Des allégations qui ont été formellement démenties par l’avocate des deux centres mardi. Dans un communiqué, ces derniers ont indiqué avoir appris « avec étonnement » la tenue de cette enquête et se sont dit prêts à y collaborer.
Différents liens
Au cours des dernières semaines, nous avons recensé différents liens entre ces centres sociocommunautaires et le Parti communiste chinois (PCC) tant au Québec qu’à l’international :
- Jusqu’à la publication de notre reportage la semaine dernière, le « Gouvernement de la République populaire de Chine » figurait parmi les partenaires du Service à la Famille Chinoise du Grand Montréal sur leur site web, aux côtés notamment des gouvernements du Québec et du Canada. La mention a depuis été effacée.
- Les deux centres ont été aussi désignés comme des centres de services aux chinois d’outremers.
- En 2015, la directrice des deux centres et conseillère municipale de Brossard, Xixi Li, a rencontré lors d’une visite en Chine le président de la Fédération provinciale des chinois d’outre-mer de la province de Gansu, Fan Xiangqin.
- Durant la même période, elle a rencontré un vice-ministre du Département du travail sur le front uni en Chine.
- Mme Li est devenue vice-présidente de l’Association d’amitié outremer de la province de Gansu en Chine, en 2018. La Fédération des associations d’amitié outremer est sous l’égide du Département du travail sur le front uni, une aile répressive du PPC selon plusieurs rapports internationaux (voir autre texte).
- En 2018, elle a aussi été personnellement invitée par le Premier ministre de la Chine à participer aux festivités entourant la Fête nationale de la Chine, mention depuis effacée du site web du Centre Sino-Québec de la Rive-Sud.
Inquiétude
Des experts de la question chinoise et représentants de groupes luttant pour la démocratie en Chine se disent inquiets de cette proximité entre des centres communautaires montréalais et le régime communiste de Pékin.
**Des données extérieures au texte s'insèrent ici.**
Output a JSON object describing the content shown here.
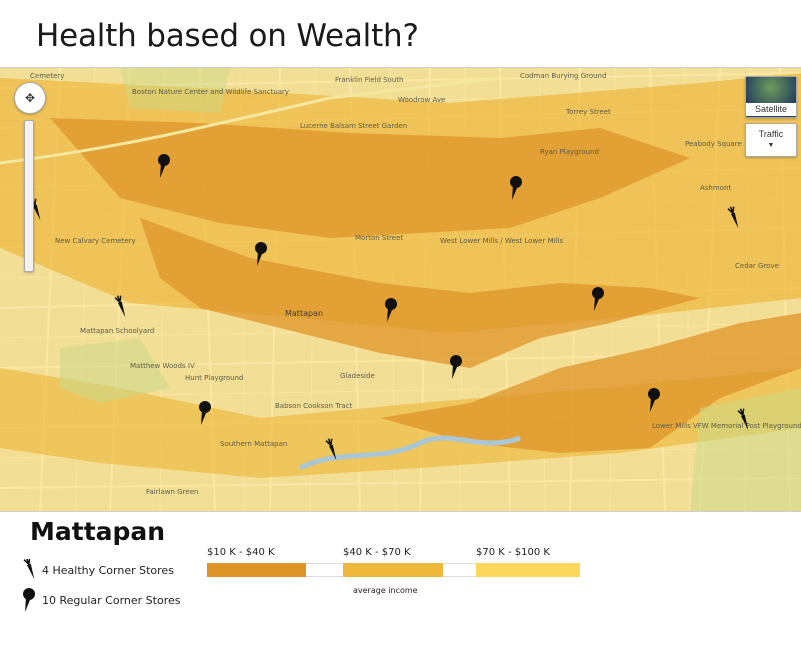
{
  "title": "Health based on Wealth?",
  "map": {
    "controls": {
      "satellite_label": "Satellite",
      "traffic_label": "Traffic"
    },
    "labels": [
      {
        "text": "Cemetery",
        "id": "cemetery"
      },
      {
        "text": "Boston Nature Center and Wildlife Sanctuary",
        "id": "nature-center"
      },
      {
        "text": "Franklin Field South",
        "id": "franklin-field"
      },
      {
        "text": "Codman Burying Ground",
        "id": "codman"
      },
      {
        "text": "Woodrow Ave",
        "id": "woodrow"
      },
      {
        "text": "Torrey Street",
        "id": "torrey"
      },
      {
        "text": "Lucerne Balsam Street Garden",
        "id": "lucerne"
      },
      {
        "text": "Ryan Playground",
        "id": "ryan"
      },
      {
        "text": "Peabody Square",
        "id": "peabody"
      },
      {
        "text": "Ashmont",
        "id": "ashmont"
      },
      {
        "text": "New Calvary Cemetery",
        "id": "new-calvary"
      },
      {
        "text": "Morton Street",
        "id": "morton-street"
      },
      {
        "text": "West Lower Mills / West Lower Mills",
        "id": "west-lower"
      },
      {
        "text": "Mattapan",
        "id": "mattapan"
      },
      {
        "text": "Mattapan Schoolyard",
        "id": "schoolyard"
      },
      {
        "text": "Matthew Woods IV",
        "id": "woods"
      },
      {
        "text": "Hunt Playground",
        "id": "hunt"
      },
      {
        "text": "Southern Mattapan",
        "id": "southern"
      },
      {
        "text": "Babson Cookson Tract",
        "id": "babson"
      },
      {
        "text": "Fairlawn Green",
        "id": "fairlawn"
      },
      {
        "text": "Lower Mills VFW Memorial Post Playground",
        "id": "vfw"
      },
      {
        "text": "Gladeside",
        "id": "gladeside"
      },
      {
        "text": "Cedar Grove",
        "id": "cedar"
      }
    ]
  },
  "legend": {
    "neighborhood": "Mattapan",
    "healthy_stores": "4 Healthy Corner Stores",
    "regular_stores": "10 Regular Corner Stores",
    "income_ranges": [
      {
        "label": "$10 K - $40 K",
        "color": "#df9428"
      },
      {
        "label": "$40 K - $70 K",
        "color": "#edb83c"
      },
      {
        "label": "$70 K - $100 K",
        "color": "#fbd75c"
      }
    ],
    "income_caption": "average income"
  },
  "colors": {
    "low_income": "#df9428",
    "mid_income": "#edb83c",
    "high_income": "#fbd75c",
    "marker": "#111111"
  }
}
« Il n’y a pas de raisons qui pourraient justifier pourquoi le gouvernement chinois prête assistance à un centre de services sociaux à Montréal. Ça n’a rien à voir avec la Chine. On ne peut s’empêcher de se demander quelle est la réelle motivation du gouvernement chinois d’investir des ressources dans un organisme qui n’a pas le mandat de servir les intérêts de la Chine », soulève Charles Burton, de l'Institut Macdonald-Laurier, et ex-conseiller à l'ambassade du Canada en Chine.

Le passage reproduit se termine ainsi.